Он приложил бумажку к стене и, не глядя, подписал ее.
Он только спросил:
— Ханумов начал?
И больше ничего. Мося за одну смену уложил двести девяносто четыре куба, дал невиданные темпы, побил два мировых рекорда, а он — ни слова! Как будто это в порядке вещей.
Мося обиженно сунул рапортичку в карман.
Он официально доложил:
— Ханумов на месте. Сдавать смену?
— Сдавай.
— Какая Ханумова норма?
— Норма?
Корнеев подергал носом. Он вопросительно посмотрел на Маргулиеса.
— Давид! Ханумову сколько?
— Сорок пять замесов в час, — сказал Маргулиес, зевая, — максимум пятьдесят.
Он зевнул так сильно и сладко, что «максимум пятьдесят» получилось у него, как «маиу пяиа-а-а». Мося не верил своим ушам.
— Сколько, Давид Львович? Сколько?
— Я сказал — максимум пятьдесят замесов в час, — спокойно повторил Маргулиес.
— Вы что, Давид Львович, смеетесь? Сколько же это получается в смену?
Мося стал быстро множить в уме: «Пятью восемь — сорок, нуль пишу, четыре замечаю…» Он посмотрел на Маргулиеса, как на сумасшедшего.
— Четыреста замесов в смену? Мы — четыреста двадцать девять, а Ханумову — четыреста?
Он засмеялся негромким, оскорбительным, блеющим смешком.
— Триста шестьдесят, максимум четыреста.
Маргулиес опять зевнул во весь рот.

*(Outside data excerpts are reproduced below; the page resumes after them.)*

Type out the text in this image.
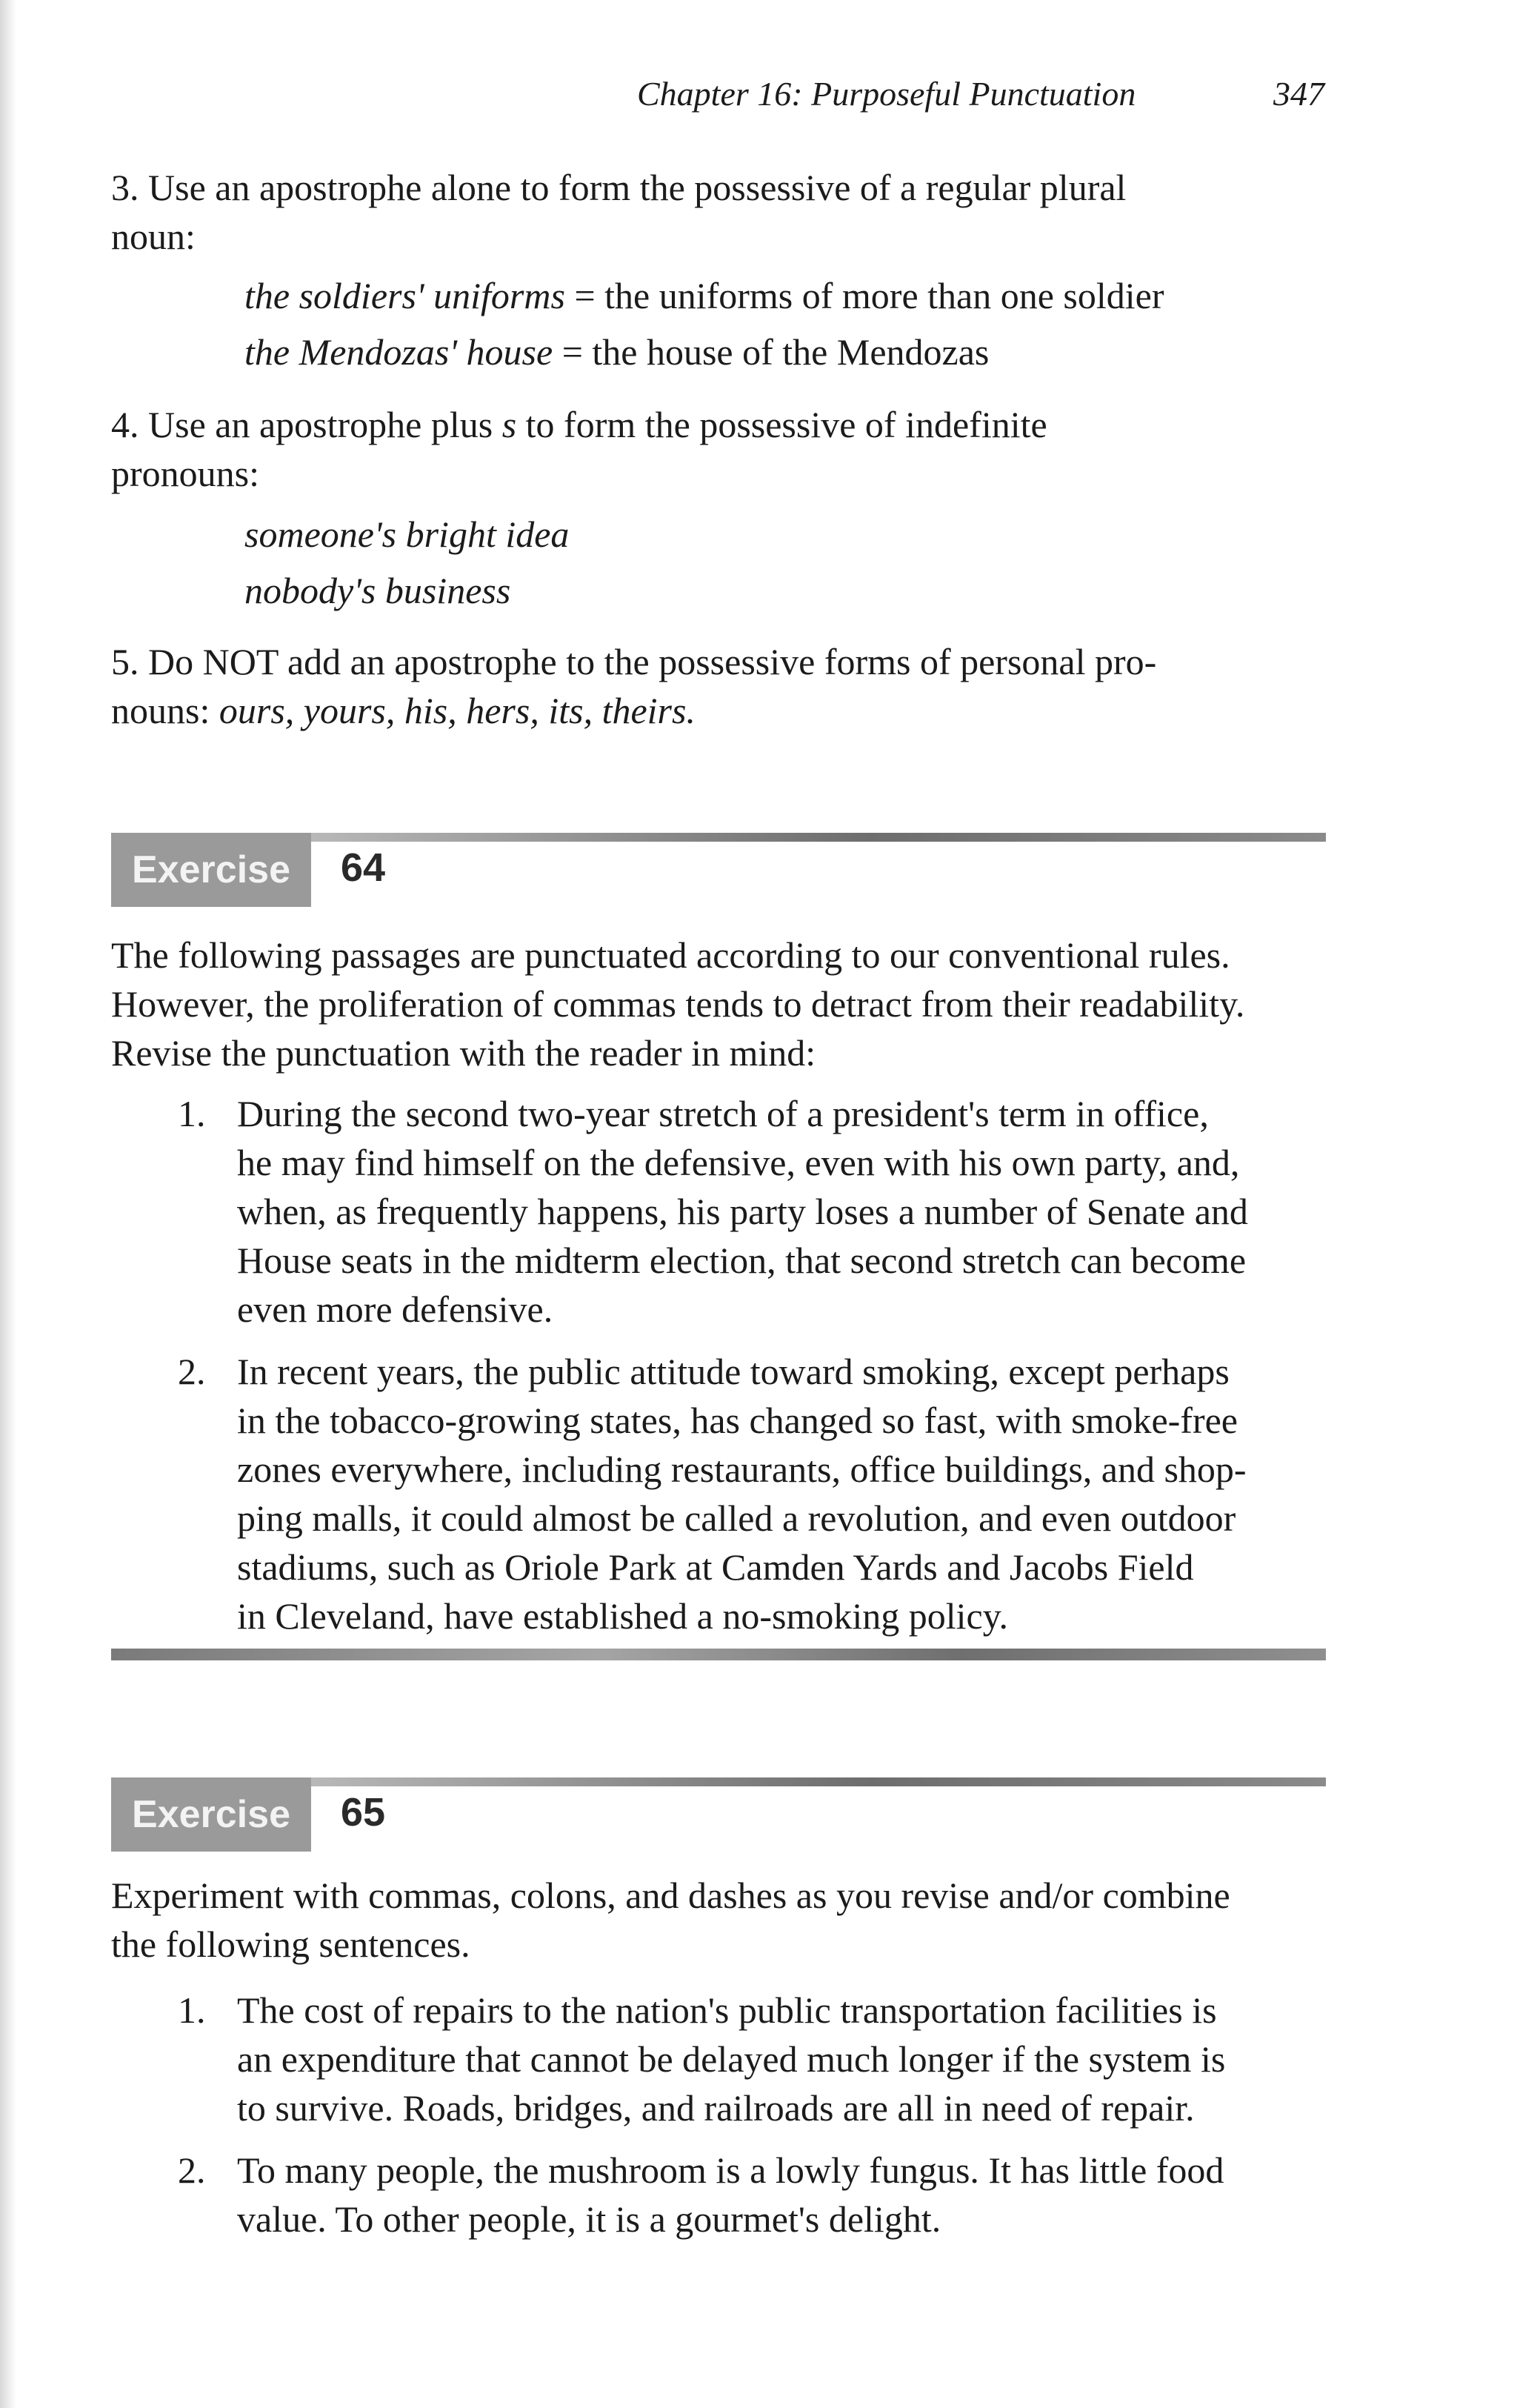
Chapter 16: Purposeful Punctuation	347
3. Use an apostrophe alone to form the possessive of a regular plural
noun:
the soldiers' uniforms = the uniforms of more than one soldier
the Mendozas' house = the house of the Mendozas
4. Use an apostrophe plus s to form the possessive of indefinite
pronouns:
someone's bright idea
nobody's business
5. Do NOT add an apostrophe to the possessive forms of personal pro-
nouns: ours, yours, his, hers, its, theirs.
Exercise	64
The following passages are punctuated according to our conventional rules.
However, the proliferation of commas tends to detract from their readability.
Revise the punctuation with the reader in mind:
1. During the second two-year stretch of a president's term in office,
he may find himself on the defensive, even with his own party, and,
when, as frequently happens, his party loses a number of Senate and
House seats in the midterm election, that second stretch can become
even more defensive.
2. In recent years, the public attitude toward smoking, except perhaps
in the tobacco-growing states, has changed so fast, with smoke-free
zones everywhere, including restaurants, office buildings, and shop-
ping malls, it could almost be called a revolution, and even outdoor
stadiums, such as Oriole Park at Camden Yards and Jacobs Field
in Cleveland, have established a no-smoking policy.
Exercise	65
Experiment with commas, colons, and dashes as you revise and/or combine
the following sentences.
1. The cost of repairs to the nation's public transportation facilities is
an expenditure that cannot be delayed much longer if the system is
to survive. Roads, bridges, and railroads are all in need of repair.
2. To many people, the mushroom is a lowly fungus. It has little food
value. To other people, it is a gourmet's delight.
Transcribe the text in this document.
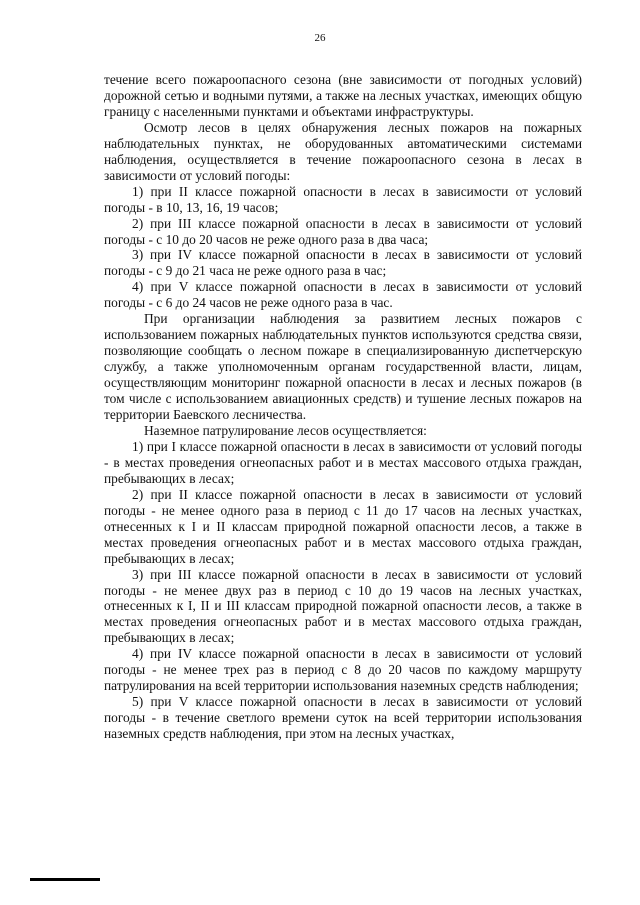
26

течение всего пожароопасного сезона (вне зависимости от погодных условий) дорожной сетью и водными путями, а также на лесных участках, имеющих общую границу с населенными пунктами и объектами инфраструктуры.

Осмотр лесов в целях обнаружения лесных пожаров на пожарных наблюдательных пунктах, не оборудованных автоматическими системами наблюдения, осуществляется в течение пожароопасного сезона в лесах в зависимости от условий погоды:

1) при II классе пожарной опасности в лесах в зависимости от условий погоды - в 10, 13, 16, 19 часов;

2) при III классе пожарной опасности в лесах в зависимости от условий погоды - с 10 до 20 часов не реже одного раза в два часа;

3) при IV классе пожарной опасности в лесах в зависимости от условий погоды - с 9 до 21 часа не реже одного раза в час;

4) при V классе пожарной опасности в лесах в зависимости от условий погоды - с 6 до 24 часов не реже одного раза в час.

При организации наблюдения за развитием лесных пожаров с использованием пожарных наблюдательных пунктов используются средства связи, позволяющие сообщать о лесном пожаре в специализированную диспетчерскую службу, а также уполномоченным органам государственной власти, лицам, осуществляющим мониторинг пожарной опасности в лесах и лесных пожаров (в том числе с использованием авиационных средств) и тушение лесных пожаров на территории Баевского лесничества.

Наземное патрулирование лесов осуществляется:

1) при I классе пожарной опасности в лесах в зависимости от условий погоды - в местах проведения огнеопасных работ и в местах массового отдыха граждан, пребывающих в лесах;

2) при II классе пожарной опасности в лесах в зависимости от условий погоды - не менее одного раза в период с 11 до 17 часов на лесных участках, отнесенных к I и II классам природной пожарной опасности лесов, а также в местах проведения огнеопасных работ и в местах массового отдыха граждан, пребывающих в лесах;

3) при III классе пожарной опасности в лесах в зависимости от условий погоды - не менее двух раз в период с 10 до 19 часов на лесных участках, отнесенных к I, II и III классам природной пожарной опасности лесов, а также в местах проведения огнеопасных работ и в местах массового отдыха граждан, пребывающих в лесах;

4) при IV классе пожарной опасности в лесах в зависимости от условий погоды - не менее трех раз в период с 8 до 20 часов по каждому маршруту патрулирования на всей территории использования наземных средств наблюдения;

5) при V классе пожарной опасности в лесах в зависимости от условий погоды - в течение светлого времени суток на всей территории использования наземных средств наблюдения, при этом на лесных участках,
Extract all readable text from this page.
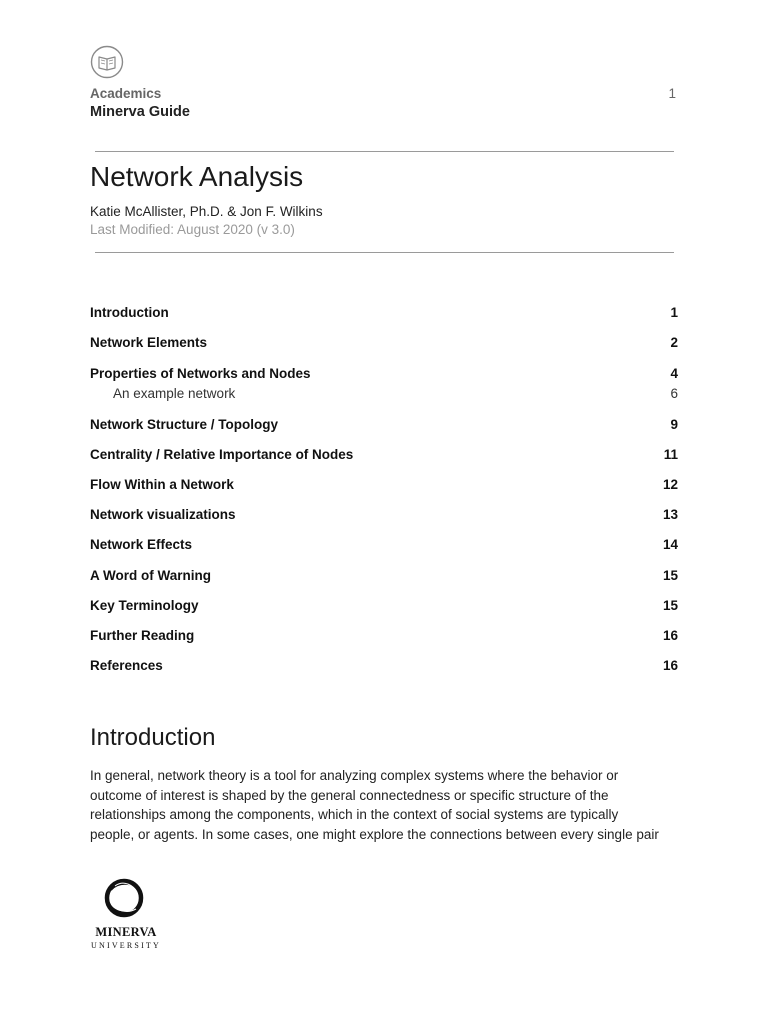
Academics
Minerva Guide
1
Network Analysis
Katie McAllister, Ph.D. & Jon F. Wilkins
Last Modified: August 2020 (v 3.0)
Introduction	1
Network Elements	2
Properties of Networks and Nodes	4
An example network	6
Network Structure / Topology	9
Centrality / Relative Importance of Nodes	11
Flow Within a Network	12
Network visualizations	13
Network Effects	14
A Word of Warning	15
Key Terminology	15
Further Reading	16
References	16
Introduction
In general, network theory is a tool for analyzing complex systems where the behavior or
outcome of interest is shaped by the general connectedness or specific structure of the
relationships among the components, which in the context of social systems are typically
people, or agents. In some cases, one might explore the connections between every single pair
MINERVA
UNIVERSITY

Он не мог сдержать зевоты. Вместо «максимум четыреста» у него вышло «маиу ыы-ы-ы-ы-а…».
Налбандов взял бороду в кулак и, остро щурясь, целился сбоку в Маргулиеса.
— Максимум четыреста? — переспросил Мося.
— Максимум четыреста, — подтвердил Маргулиес.
— Давид Львович!
— Иди, иди.
Маргулиес пошарил в кармане, но цукатов уже не было.
— Иди, не задерживай Ханумова.
Мося потоптался на месте.
— Ладно!
Он пошел к двери, взялся за скобку, но тотчас возвратился назад, стал в угол. Он облокотился о доски и стал ковырять пальцем каплю смолы.
Снаружи гремела музыка. Парадные такты марша тупо толкали стекла. Стекла дребезжали.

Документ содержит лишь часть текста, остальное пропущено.